BY: Bobby Harrison | Daily Journal
Lt. Gov. Tate Reeves, who also has advocated for the repeal of Common Core, has praised the legislation.
“This legislation will end Common Core and allow Mississippians to create strong academic standards that are among the highest in the nation,” Reeves has said.
But during the debate on the proposal, Reeves’ Education Committee chair, Sen. Gray Tollison, R-Oxford, said, “This is just a commission developed to look at the existing standards … Nobody is getting rid of anything. This is just a commission.”
But by the same token, Tollison and other legislative leaders have said that if the Board of Education does not heed the recommendations of the commission, the Legislature could take additional action in 2016. But by that time, the new standards, which by some estimates the state and local school districts have spent nearly $90 million to enact, would be well entrenched in the state.
If Bryant did veto the legislation, it could create some interesting dynamics since he would be opposing legislation approved by an overwhelming number of his fellow Republicans.
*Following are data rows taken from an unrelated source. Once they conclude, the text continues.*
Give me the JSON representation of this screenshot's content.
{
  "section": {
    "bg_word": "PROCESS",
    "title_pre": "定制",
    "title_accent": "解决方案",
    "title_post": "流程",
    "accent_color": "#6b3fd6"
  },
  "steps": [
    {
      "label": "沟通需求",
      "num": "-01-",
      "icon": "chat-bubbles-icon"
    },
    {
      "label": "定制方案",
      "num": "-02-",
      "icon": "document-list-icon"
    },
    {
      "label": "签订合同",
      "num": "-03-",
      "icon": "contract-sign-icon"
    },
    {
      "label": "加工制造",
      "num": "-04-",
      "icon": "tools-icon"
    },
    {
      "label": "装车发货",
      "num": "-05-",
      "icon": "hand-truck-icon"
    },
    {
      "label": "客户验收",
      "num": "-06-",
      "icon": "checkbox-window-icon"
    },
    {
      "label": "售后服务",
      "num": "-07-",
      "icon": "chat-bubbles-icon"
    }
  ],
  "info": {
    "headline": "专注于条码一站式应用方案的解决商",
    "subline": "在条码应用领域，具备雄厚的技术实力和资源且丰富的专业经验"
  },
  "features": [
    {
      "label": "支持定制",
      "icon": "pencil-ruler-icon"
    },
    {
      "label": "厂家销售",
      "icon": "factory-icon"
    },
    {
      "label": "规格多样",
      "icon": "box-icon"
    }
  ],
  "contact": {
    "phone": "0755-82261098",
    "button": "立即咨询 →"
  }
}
In the 122-member House, only 29 members (one Republican) voted against the proposal. Generally speaking, the Democrats who voted against the proposal did so because they do not think the Legislature should be trying to usurp the authority of the constitutionally created Board of Education.
In the 52-member Senate, six members (three Republicans) voted no. One of those Republicans, Sen. Melanie Sojourner of Natchez, has advocated the governor veto the proposal and call a special session to pass stronger anti-Common Core legislation.
And various Tea Party groups, such as those closely associated with Sen. Chris McDaniel, R-Ellisville, have been pressing for a Bryant veto.
“If we pass this bill, we will never see a change,” McDaniel said when the proposal was debated.